Rinaldo Martino

Rinaldo Martino

Rinaldo Fioramonte Martino ( born November 6, 1921 in Rosario, † November 15, 2000 in Buenos Aires ) was an Argentine football player.

Career

Club career

Rinaldo Martino began his footballing career in 1941 at the club San Lorenzo de Almagro in Buenos Aires, after he had the youth departments of CA Belgrano de Rosario, a smaller club of his hometown through. For San Lorenzo, he played 223 games in the Primera División, the highest Argentine football league, scoring 142 goals. In the 1942 season Martino was in 30 games the Primera División scorer with 25 goals. In 1946 he won with San Lorenzo, where at that time also played, among other Ángel Zubieta and René Pontoni, the Argentine soccer championship by a first place in the table with four points ahead of the Boca Juniors. In 1949, he left San Lorenzo de Almagro and went to Europe to Juventus.
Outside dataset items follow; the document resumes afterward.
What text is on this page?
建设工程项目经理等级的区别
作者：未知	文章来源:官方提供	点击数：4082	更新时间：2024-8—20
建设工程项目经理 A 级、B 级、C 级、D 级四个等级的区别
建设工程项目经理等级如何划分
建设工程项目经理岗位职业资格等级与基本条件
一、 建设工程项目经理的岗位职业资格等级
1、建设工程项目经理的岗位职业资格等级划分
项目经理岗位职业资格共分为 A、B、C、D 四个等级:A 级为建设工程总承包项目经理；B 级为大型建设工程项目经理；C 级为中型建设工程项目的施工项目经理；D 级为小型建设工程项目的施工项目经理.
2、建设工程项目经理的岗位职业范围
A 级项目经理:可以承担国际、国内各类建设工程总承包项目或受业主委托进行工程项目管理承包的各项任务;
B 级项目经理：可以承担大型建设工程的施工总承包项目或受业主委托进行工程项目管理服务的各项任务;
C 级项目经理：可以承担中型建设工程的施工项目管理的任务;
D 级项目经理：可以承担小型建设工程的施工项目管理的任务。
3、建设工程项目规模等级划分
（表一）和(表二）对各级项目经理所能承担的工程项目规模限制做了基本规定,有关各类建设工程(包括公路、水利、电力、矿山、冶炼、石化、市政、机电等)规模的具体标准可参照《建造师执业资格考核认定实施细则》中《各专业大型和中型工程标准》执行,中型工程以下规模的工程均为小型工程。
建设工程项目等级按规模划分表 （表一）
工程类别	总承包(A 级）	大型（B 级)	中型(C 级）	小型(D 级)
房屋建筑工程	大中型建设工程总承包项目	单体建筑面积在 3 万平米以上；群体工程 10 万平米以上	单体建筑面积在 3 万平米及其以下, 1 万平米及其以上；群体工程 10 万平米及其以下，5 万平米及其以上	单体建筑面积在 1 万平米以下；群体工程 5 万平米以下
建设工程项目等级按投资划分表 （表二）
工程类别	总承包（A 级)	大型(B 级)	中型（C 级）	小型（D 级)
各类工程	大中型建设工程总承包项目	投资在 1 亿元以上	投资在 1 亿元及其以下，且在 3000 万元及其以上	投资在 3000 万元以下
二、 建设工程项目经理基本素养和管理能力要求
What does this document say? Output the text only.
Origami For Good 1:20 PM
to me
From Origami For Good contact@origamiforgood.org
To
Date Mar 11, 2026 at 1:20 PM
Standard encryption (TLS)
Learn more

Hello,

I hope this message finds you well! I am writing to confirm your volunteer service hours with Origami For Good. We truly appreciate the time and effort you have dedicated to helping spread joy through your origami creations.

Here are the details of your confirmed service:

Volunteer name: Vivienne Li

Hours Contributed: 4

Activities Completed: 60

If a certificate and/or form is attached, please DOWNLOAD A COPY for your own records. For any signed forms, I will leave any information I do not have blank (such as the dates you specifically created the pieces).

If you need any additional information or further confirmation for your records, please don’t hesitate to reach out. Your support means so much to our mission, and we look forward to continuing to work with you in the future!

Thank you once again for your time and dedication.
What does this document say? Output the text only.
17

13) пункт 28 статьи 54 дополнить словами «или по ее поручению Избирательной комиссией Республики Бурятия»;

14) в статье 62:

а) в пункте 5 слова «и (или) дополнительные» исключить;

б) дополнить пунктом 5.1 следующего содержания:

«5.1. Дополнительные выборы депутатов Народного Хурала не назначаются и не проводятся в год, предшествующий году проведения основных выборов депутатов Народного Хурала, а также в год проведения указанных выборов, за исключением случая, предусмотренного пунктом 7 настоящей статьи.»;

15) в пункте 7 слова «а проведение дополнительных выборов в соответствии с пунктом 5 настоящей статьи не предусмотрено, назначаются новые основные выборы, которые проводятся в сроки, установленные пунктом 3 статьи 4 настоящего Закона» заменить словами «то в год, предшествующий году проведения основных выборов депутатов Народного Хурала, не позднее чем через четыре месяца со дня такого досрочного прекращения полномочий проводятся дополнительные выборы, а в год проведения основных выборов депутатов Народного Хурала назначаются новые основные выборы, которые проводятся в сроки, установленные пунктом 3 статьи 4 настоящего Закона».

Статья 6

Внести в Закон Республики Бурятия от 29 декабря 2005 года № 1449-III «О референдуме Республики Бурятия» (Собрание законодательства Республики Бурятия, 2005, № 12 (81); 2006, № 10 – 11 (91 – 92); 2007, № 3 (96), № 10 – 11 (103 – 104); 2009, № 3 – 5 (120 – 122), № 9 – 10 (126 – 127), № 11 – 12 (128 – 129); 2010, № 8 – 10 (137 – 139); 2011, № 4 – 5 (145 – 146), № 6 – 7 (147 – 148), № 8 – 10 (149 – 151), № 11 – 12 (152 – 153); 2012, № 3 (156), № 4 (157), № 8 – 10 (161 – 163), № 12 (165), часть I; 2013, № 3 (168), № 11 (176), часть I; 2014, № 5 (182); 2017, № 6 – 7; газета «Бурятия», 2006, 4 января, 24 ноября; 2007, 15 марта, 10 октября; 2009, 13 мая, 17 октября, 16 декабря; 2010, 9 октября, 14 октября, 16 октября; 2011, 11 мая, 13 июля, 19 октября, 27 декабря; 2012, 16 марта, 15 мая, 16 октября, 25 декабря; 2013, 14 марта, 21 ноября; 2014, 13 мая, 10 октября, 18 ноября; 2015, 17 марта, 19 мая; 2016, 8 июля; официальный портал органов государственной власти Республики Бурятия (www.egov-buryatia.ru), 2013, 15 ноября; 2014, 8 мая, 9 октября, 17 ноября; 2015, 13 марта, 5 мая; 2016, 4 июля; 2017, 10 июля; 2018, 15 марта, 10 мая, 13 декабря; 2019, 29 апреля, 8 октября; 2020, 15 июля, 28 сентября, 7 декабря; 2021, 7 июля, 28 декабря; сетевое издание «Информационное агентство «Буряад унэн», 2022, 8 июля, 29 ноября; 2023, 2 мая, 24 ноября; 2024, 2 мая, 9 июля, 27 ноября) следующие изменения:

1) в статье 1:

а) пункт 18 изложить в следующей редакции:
There he played for a year very successful football and won the Serie A 1949/50, the first season after the crash of the great team of the previously dominant Torino, in which all Mannschaftsmitlieder were killed, five points ahead of AC Milan. Rinaldo Martino get into this one season in Italy 18 goals in 33 games. Despite these good odds he moved after just one year at Juventus Turin at Nacional Montevideo Uruguay. With the club he won twice, 1950 and 1952, the Uruguayan championship and played here three years with a short break when he was active for one year for the Boca Juniors. In 1953, Martino end his playing career at CA Cerro.

National

Rinaldo Martino made ​​caps for both the Argentine and the Italian national football team. In 1942 he made ​​his debut, at that time playing for San Lorenzo, in the selection of Argentina 's 4-1 victory against the world champion of 1930, Uruguay. Martino was part of the Argentine team that could win the victory in the 1945 Campeonato Sudamericano. The Campeonato Sudamericano 1946 he won with Argentina, where the title was successful this time without a single point loss. The honor to participate in a World Cup, Rinaldo Martino but had not since 1938-1950 took place no world tournaments because of the Second World War and his best footballing time was up to that period. He almost did, however, but can still participate in the World Cup, for he made 1949 one match for Italy, where after the crash of the Grande Torino, which accounted for the bulk of the national team, were just looking for good players. It remained for Martino, however, in the one game, he was not nominated by national coach Ferruccio Novo for the Football World Cup 1950 in Brazil.